Dans le même registre, la location de locaux meublés par des particuliers, qui connaît aujourd’hui une évolution importante, sous l’effet de l’apport des plateformes numériques de mise en relation, pourrait être taxée davantage.

Il est utile de souligner que la mise en œuvre d’une telle mesure, nécessite qu’une politique tendant vers une meilleure maîtrise du secteur de l’immobilier locatif soit menée.
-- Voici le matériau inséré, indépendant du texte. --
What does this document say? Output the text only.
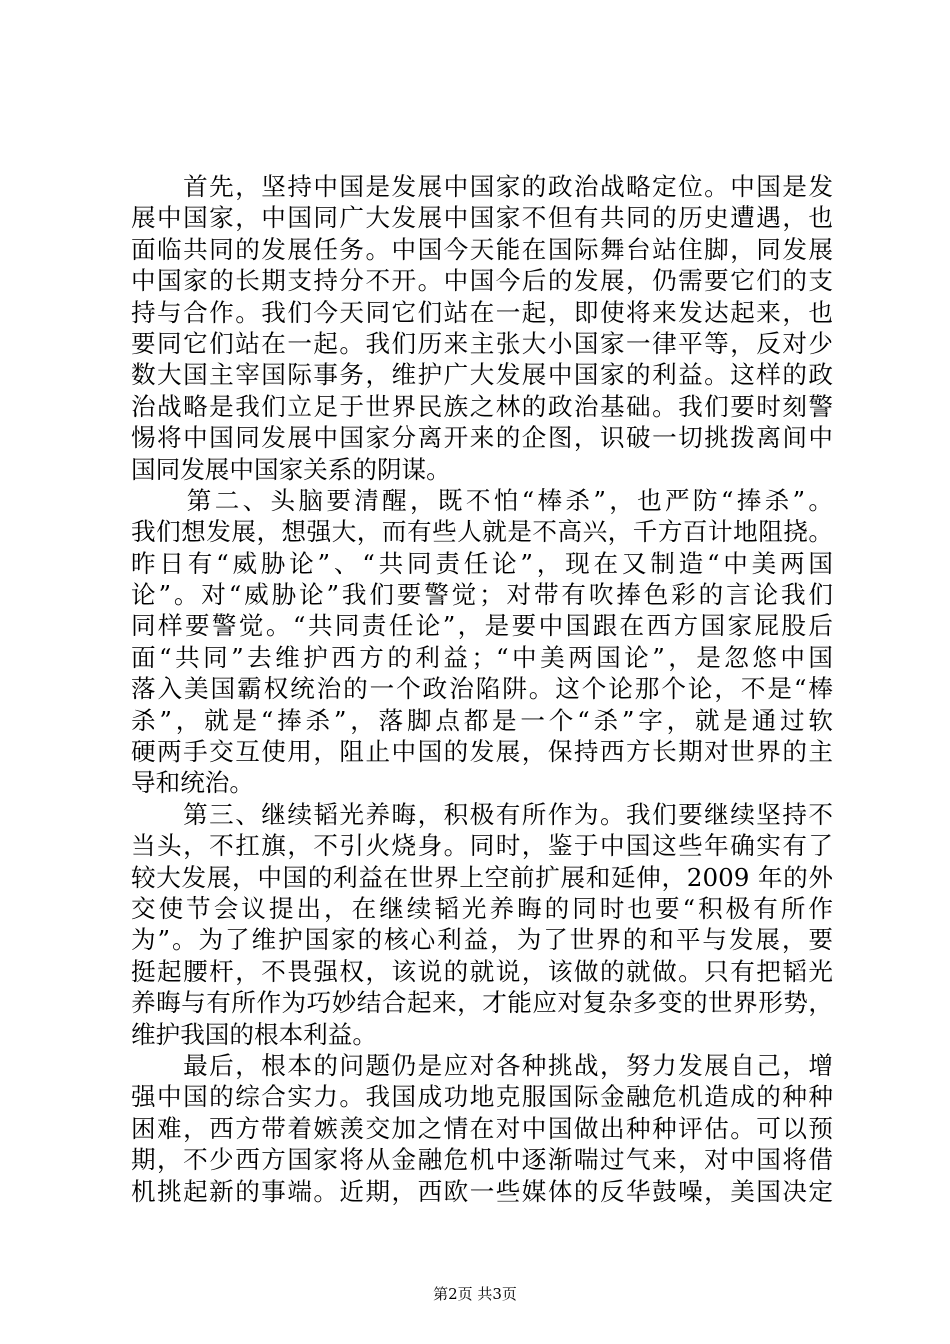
　　首先，坚持中国是发展中国家的政治战略定位。中国是发
展中国家，中国同广大发展中国家不但有共同的历史遭遇，也
面临共同的发展任务。中国今天能在国际舞台站住脚，同发展
中国家的长期支持分不开。中国今后的发展，仍需要它们的支
持与合作。我们今天同它们站在一起，即使将来发达起来，也
要同它们站在一起。我们历来主张大小国家一律平等，反对少
数大国主宰国际事务，维护广大发展中国家的利益。这样的政
治战略是我们立足于世界民族之林的政治基础。我们要时刻警
惕将中国同发展中国家分离开来的企图，识破一切挑拨离间中
国同发展中国家关系的阴谋。
　　第二、头脑要清醒，既不怕“棒杀”，也严防“捧杀”。
我们想发展，想强大，而有些人就是不高兴，千方百计地阻挠。
昨日有“威胁论”、“共同责任论”，现在又制造“中美两国
论”。对“威胁论”我们要警觉；对带有吹捧色彩的言论我们
同样要警觉。“共同责任论”，是要中国跟在西方国家屁股后
面“共同”去维护西方的利益；“中美两国论”，是忽悠中国
落入美国霸权统治的一个政治陷阱。这个论那个论，不是“棒
杀”，就是“捧杀”，落脚点都是一个“杀”字，就是通过软
硬两手交互使用，阻止中国的发展，保持西方长期对世界的主
导和统治。
　　第三、继续韬光养晦，积极有所作为。我们要继续坚持不
当头，不扛旗，不引火烧身。同时，鉴于中国这些年确实有了
较大发展，中国的利益在世界上空前扩展和延伸，2009 年的外
交使节会议提出，在继续韬光养晦的同时也要“积极有所作
为”。为了维护国家的核心利益，为了世界的和平与发展，要
挺起腰杆，不畏强权，该说的就说，该做的就做。只有把韬光
养晦与有所作为巧妙结合起来，才能应对复杂多变的世界形势，
维护我国的根本利益。
　　最后，根本的问题仍是应对各种挑战，努力发展自己，增
强中国的综合实力。我国成功地克服国际金融危机造成的种种
困难，西方带着嫉羡交加之情在对中国做出种种评估。可以预
期，不少西方国家将从金融危机中逐渐喘过气来，对中国将借
机挑起新的事端。近期，西欧一些媒体的反华鼓噪，美国决定
第2页 共3页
En outre, il s’agira, avec cette mesure, d’assurer un meilleur contrôle de ce secteur qui est considéré comme une niche pour le blanchissement d’argent.

Le Centre Affordable Housing Finance in Africa (CAHF) alertait déjà en 2018, dans son rapport intitulé « Comprendre et quantifier les marchés locatifs en Afrique », indexant le fait qu’il n’existe pas au Sénégal d’organisme chargé de collecter de manière régulière les données sur les fournisseurs de logements comme une insuffisance institutionnelle.

A ce sujet, la formalisation du statut de courtier immobilier ainsi qu’une meilleure réglementation des agences immobilières sont nécessaires, avec à la clé, l’insertion dans le dispositif légal d’un droit de communication automatique à leur égard, concernant l’identité de leurs clients, les propriétés données en gérance, la nature des locations pratiquées et le montant des loyers encaissés pour leur compte.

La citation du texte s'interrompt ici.